Why is TV bingo not bingo?
By Kate Bulkley
The rules covering betting and gaming in the UK are frighteningly outdated. They were written in the 1960s, long before the launch of the commercial internet or Sky Digital.
While online and interactive TV (iTV) gambling are both growth businesses, technically speaking they fall outside most current regulation, which was originally written to regulate gambling at race courses, casinos and betting shops.
Moreover, the ITC determined last year that its remit is TV, not iTV, which is “internet-like”. This “rules gap” on iTV betting is offering commercial TV operators like Avago and Sky Bet big opportunities – albeit laced with some risk regrading the kind of rules that will eventually emerge.

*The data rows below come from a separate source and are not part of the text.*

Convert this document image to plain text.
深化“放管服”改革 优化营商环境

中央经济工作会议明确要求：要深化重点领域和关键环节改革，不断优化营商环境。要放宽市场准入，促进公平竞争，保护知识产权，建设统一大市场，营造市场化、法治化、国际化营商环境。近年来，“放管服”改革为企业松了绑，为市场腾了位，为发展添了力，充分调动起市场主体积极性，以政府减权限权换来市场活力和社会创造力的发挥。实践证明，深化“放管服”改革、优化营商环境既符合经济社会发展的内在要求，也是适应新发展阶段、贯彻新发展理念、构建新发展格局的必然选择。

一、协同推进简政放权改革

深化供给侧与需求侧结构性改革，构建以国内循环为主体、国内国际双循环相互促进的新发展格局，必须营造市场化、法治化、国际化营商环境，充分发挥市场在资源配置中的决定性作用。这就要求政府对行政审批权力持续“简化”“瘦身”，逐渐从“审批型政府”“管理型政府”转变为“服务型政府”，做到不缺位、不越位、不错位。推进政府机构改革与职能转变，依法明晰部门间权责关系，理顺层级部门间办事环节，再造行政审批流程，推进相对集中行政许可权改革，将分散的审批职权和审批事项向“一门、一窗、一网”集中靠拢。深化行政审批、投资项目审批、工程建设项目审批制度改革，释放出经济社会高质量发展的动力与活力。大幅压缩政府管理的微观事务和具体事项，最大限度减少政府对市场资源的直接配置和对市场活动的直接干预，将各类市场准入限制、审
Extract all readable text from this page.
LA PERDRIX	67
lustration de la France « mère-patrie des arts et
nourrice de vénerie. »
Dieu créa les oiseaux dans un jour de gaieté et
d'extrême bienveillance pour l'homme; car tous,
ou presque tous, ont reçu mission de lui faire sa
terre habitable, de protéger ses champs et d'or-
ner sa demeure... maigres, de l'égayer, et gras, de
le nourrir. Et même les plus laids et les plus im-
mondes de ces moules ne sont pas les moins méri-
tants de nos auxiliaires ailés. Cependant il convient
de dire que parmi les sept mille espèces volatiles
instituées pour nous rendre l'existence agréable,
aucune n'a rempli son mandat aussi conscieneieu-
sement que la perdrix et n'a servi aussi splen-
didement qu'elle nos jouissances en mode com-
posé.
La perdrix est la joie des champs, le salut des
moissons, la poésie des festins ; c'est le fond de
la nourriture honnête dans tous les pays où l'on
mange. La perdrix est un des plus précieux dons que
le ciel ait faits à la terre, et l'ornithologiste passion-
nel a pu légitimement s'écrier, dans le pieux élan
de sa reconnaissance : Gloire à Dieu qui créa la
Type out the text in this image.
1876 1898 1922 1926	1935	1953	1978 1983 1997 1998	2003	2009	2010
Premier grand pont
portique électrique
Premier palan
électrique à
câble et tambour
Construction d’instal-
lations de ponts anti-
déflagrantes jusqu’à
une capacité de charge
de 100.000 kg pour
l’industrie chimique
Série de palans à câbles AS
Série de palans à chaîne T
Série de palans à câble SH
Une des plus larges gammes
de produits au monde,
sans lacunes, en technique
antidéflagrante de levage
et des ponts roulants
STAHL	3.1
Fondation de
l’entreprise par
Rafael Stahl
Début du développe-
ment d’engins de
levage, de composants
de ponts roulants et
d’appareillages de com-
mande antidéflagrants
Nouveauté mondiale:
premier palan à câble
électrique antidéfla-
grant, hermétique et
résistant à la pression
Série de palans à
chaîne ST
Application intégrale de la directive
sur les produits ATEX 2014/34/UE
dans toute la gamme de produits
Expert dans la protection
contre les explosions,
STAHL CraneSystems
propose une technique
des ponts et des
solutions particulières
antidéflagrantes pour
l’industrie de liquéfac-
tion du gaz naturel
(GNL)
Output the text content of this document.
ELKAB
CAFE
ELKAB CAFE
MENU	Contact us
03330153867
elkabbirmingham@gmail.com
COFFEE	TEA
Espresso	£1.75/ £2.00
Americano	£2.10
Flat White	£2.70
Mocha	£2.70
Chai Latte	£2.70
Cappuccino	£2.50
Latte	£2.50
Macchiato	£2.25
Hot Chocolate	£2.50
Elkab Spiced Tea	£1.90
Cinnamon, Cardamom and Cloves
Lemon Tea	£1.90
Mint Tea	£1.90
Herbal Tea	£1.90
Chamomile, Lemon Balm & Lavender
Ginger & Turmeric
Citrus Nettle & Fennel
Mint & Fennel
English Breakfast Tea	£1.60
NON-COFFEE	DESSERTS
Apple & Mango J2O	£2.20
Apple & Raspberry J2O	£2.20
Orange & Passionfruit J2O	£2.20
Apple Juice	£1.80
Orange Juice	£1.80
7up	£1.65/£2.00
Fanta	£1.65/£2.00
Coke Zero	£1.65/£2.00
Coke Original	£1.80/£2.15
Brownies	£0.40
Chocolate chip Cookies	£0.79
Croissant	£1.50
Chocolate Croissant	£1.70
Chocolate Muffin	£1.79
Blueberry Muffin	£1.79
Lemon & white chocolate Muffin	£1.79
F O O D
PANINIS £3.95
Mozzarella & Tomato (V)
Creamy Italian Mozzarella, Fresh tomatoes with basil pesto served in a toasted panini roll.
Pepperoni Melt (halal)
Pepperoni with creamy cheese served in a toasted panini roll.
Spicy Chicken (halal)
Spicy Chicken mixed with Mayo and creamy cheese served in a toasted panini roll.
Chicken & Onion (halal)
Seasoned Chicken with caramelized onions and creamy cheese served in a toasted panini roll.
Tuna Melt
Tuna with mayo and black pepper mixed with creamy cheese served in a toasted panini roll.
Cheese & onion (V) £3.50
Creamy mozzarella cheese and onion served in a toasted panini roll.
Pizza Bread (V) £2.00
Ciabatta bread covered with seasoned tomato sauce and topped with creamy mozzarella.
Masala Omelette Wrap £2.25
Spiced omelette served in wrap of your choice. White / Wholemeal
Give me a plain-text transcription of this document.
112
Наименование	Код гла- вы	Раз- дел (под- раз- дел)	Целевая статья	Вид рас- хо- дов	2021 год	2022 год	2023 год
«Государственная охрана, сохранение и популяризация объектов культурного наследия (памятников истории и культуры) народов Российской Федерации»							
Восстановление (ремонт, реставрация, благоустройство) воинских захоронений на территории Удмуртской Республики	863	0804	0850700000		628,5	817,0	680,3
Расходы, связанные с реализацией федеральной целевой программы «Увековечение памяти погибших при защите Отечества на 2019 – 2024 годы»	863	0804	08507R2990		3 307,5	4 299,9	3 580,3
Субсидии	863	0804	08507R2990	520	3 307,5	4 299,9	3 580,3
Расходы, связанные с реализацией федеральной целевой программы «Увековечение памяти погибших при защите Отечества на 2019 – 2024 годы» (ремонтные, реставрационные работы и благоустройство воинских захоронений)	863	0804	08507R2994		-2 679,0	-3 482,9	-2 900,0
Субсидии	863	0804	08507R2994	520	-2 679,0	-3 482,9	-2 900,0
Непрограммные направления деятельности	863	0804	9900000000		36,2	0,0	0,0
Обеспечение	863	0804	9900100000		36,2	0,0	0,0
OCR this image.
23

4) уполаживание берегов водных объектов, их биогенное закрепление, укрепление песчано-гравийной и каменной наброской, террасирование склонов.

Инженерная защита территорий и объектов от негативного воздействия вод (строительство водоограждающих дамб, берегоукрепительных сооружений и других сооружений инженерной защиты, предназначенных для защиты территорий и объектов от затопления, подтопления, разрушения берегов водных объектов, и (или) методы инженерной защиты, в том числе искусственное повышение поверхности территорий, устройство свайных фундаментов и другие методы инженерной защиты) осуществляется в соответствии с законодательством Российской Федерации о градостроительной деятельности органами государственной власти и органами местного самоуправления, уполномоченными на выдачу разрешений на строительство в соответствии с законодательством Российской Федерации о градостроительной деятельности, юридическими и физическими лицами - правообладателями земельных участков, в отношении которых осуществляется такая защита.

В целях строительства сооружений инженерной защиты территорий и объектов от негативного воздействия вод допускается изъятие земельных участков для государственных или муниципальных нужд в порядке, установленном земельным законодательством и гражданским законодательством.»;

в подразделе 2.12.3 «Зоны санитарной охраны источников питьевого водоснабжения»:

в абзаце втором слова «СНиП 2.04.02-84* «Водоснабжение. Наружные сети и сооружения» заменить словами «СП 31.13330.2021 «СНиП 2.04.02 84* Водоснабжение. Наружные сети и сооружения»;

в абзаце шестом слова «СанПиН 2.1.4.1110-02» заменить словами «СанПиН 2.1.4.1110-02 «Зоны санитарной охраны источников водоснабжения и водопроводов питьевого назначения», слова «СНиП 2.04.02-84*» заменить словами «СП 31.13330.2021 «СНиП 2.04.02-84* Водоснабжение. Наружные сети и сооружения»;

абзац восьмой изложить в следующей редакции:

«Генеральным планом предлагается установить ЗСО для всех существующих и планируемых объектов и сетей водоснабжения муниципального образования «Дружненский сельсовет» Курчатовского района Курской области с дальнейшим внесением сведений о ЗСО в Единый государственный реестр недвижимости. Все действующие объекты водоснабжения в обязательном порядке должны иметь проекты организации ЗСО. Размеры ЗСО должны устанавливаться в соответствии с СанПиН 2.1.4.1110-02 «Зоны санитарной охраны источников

But it’s not much of a risk. The government has signalled that new rules will favour proper licensing of gambling as a mainstream leisure activity available on all technical platforms, from TVs to mobile phones. But there are still some big questions to answer, such as when will the National Lottery go interactive and will the BBC be allowed to provide “red button” betting for it?
Bookies offer ‘casino-style’ games from virtual shops
The iTV operators call the current lack of rules a “grey area” and are busy launching services to test the market and establish their businesses. The Gaming Board, which currently regulates “bricks-and-mortar” gaming establishments from bingo halls to casinos, admits it does not have jurisdiction over iTV gambling, but is monitoring the business anyway.
And despite the rules gap, most operators are consulting with the Gaming Board and Gamcare, which provides a bizarre mix of consultancy services to gambling businesses and counselling for problem gamblers, to make sure they stay within the law.
That said, the iTV gambling operators have run circles around the distinction in the present law between gaming and betting. Gaming is considered anything tied to a specific location, such as a bingo hall or a casino, where games like roulette or dice-based pursuits are played.
There is an element of skill involved in gaming; the Gaming Board keeps a close eye on how these establishments are run to ensure they are free of criminal activity and that punters have a fair chance of winning.
By contrast, betting has traditionally involved placing a bet on contests that take place elsewhere, such as football matches and horse races. The odds are fixed and bookmakers need only a simple licence proving they are reputable and financially sound to do business.
So whereas bingo halls are regulated by the Gaming Board, a fixed-odds, best numbers game such as that provided by Avago requires only a bookmaker’s licence to operate. Avago may look like bingo on TV but, according to the current rules, it is not and therefore is not strictly regulated by the Gaming Board. Avago and others are now launching more “casino-style” games but with fixed odds on the bets in order to evade the regulator.
Waiting for the law to turn up
Meanwhile, the government is in the throes of writing new gambling legislation covering both bricks-and-mortar establishments and TV, internet and mobile phone betting. The new law could be in force early next year following a White Paper this month.
Unlike some countries – including the US – where internet and iTV gambling are banned, the British government clearly sees gambling as a mainstream leisure activity that can be subjected to licensing and taxation.
The three principle criteria of the new rules, according to the government, will be: the proper licensing of reputable operators; ensuring that the products offered are fair and provide the punter with a decent chance of winning; and that minors and problem gamblers are protected.
The last will surely include screening customers to ensure they are over 18 as well as imposing spending limits on bets. But some answers are still needed and much discussion is taking place over how these goals can be achieved, especially on iTV services.